I am a historian of earth and environmental science specializing in the culture of science in modern and early modern Russia. My research is on knowledge creation and imperial governance in the Russian mining industry from the seventeenth to nineteenth centuries. In the book manuscript I am preparing for publication, Tsardom of Rock: Science, Society, and Enlightenment in Russia’s Mining Empire, I examine how leaders of the mining industry developed new methods of knowing and ruling Russia’s natural environment and imperial subjects, in the process forging the modern Russian Empire. I also work on the interplay of geological thought and Russian Orthodoxy and on the intellectual aftershocks of the Great Lisbon Earthquake of 1755. My primary research and teaching relationship is with the Program of History of Science and Technology.

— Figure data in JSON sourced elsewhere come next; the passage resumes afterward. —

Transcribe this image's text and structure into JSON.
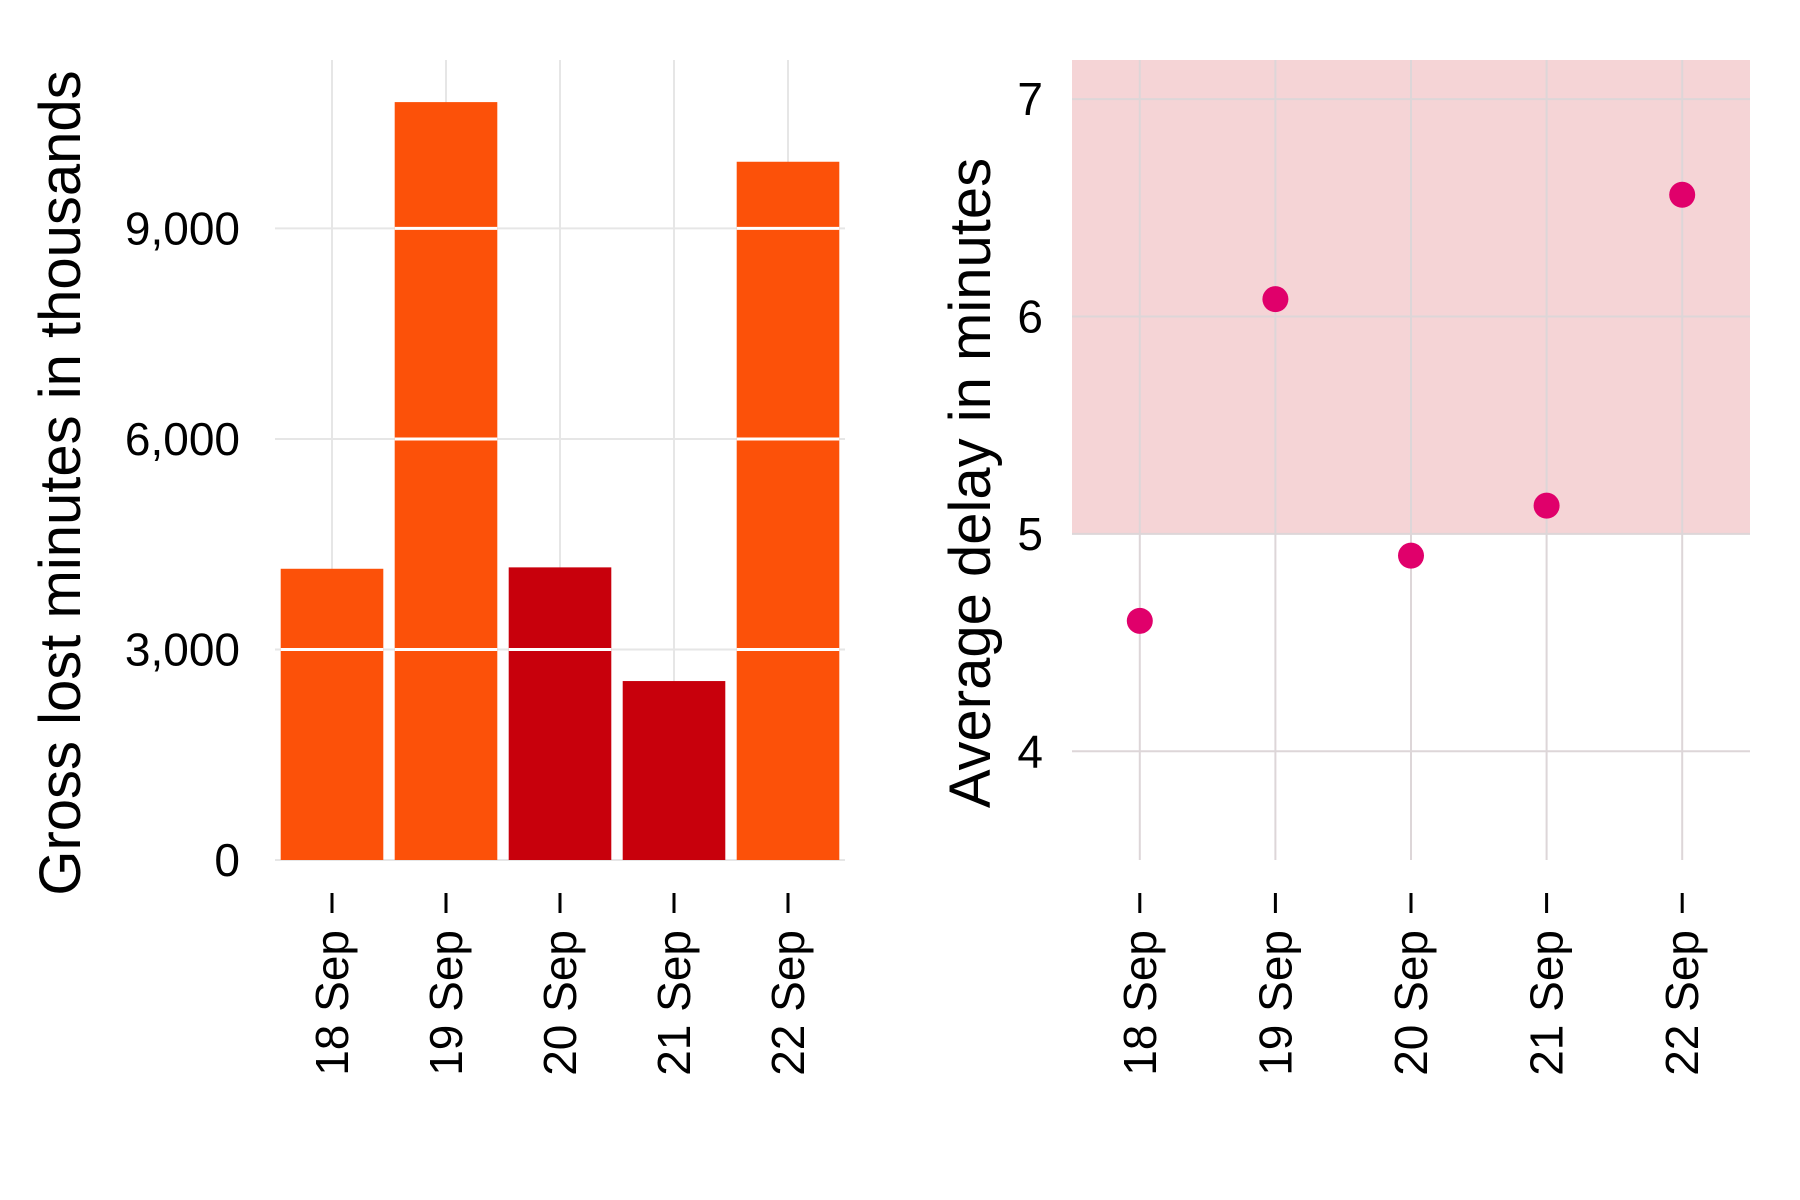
{
  "chart_data": [
    {
      "type": "bar",
      "stacked_segments": true,
      "title": "",
      "xlabel": "",
      "ylabel": "Gross lost minutes in thousands",
      "categories": [
        "18 Sep",
        "19 Sep",
        "20 Sep",
        "21 Sep",
        "22 Sep"
      ],
      "values": [
        4150,
        10800,
        4170,
        2550,
        9950
      ],
      "bar_colors": [
        "#fc5109",
        "#fc5109",
        "#c8000c",
        "#c8000c",
        "#fc5109"
      ],
      "segment_step": 3000,
      "segment_line_color": "#ffffff",
      "ylim": [
        0,
        11400
      ],
      "yticks": [
        0,
        3000,
        6000,
        9000
      ],
      "ytick_labels": [
        "0",
        "3,000",
        "6,000",
        "9,000"
      ],
      "grid": true
    },
    {
      "type": "scatter",
      "title": "",
      "xlabel": "",
      "ylabel": "Average delay in minutes",
      "categories": [
        "18 Sep",
        "19 Sep",
        "20 Sep",
        "21 Sep",
        "22 Sep"
      ],
      "values": [
        4.6,
        6.08,
        4.9,
        5.13,
        6.56
      ],
      "point_color": "#e0006b",
      "shaded_band": {
        "from": 5.0,
        "to": 7.18,
        "color": "#f5d4d6"
      },
      "ylim": [
        3.5,
        7.18
      ],
      "yticks": [
        4,
        5,
        6,
        7
      ],
      "ytick_labels": [
        "4",
        "5",
        "6",
        "7"
      ],
      "grid": true
    }
  ]
}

PhD, 2016, Yale University
Scientific & Professional Societies
History of Science Society
Association for Slavic, East European, and Eurasian Studies
Currently Teaching Courses
Understanding the Russian Land
Women in Science: A Historical Perspective
Historiography of Science and Technology
Publications & Awards
Anna Graber, “Depicting Expertise and Managing Diversity in the Urals Mining Industry (1773-1819),” in Picturing Russian Empire, ed. Valerie Kivelson, Sergei Kozlov, and Joan Neuberger (Oxford: Oxford University Press, 2023), 156-163.
Anna Graber et al., “The Natural Turn in Early Modern Russian History,” Vivliofika: E-Journal of Eighteeenth-Century Russian Studies 6 (2018): 1-12.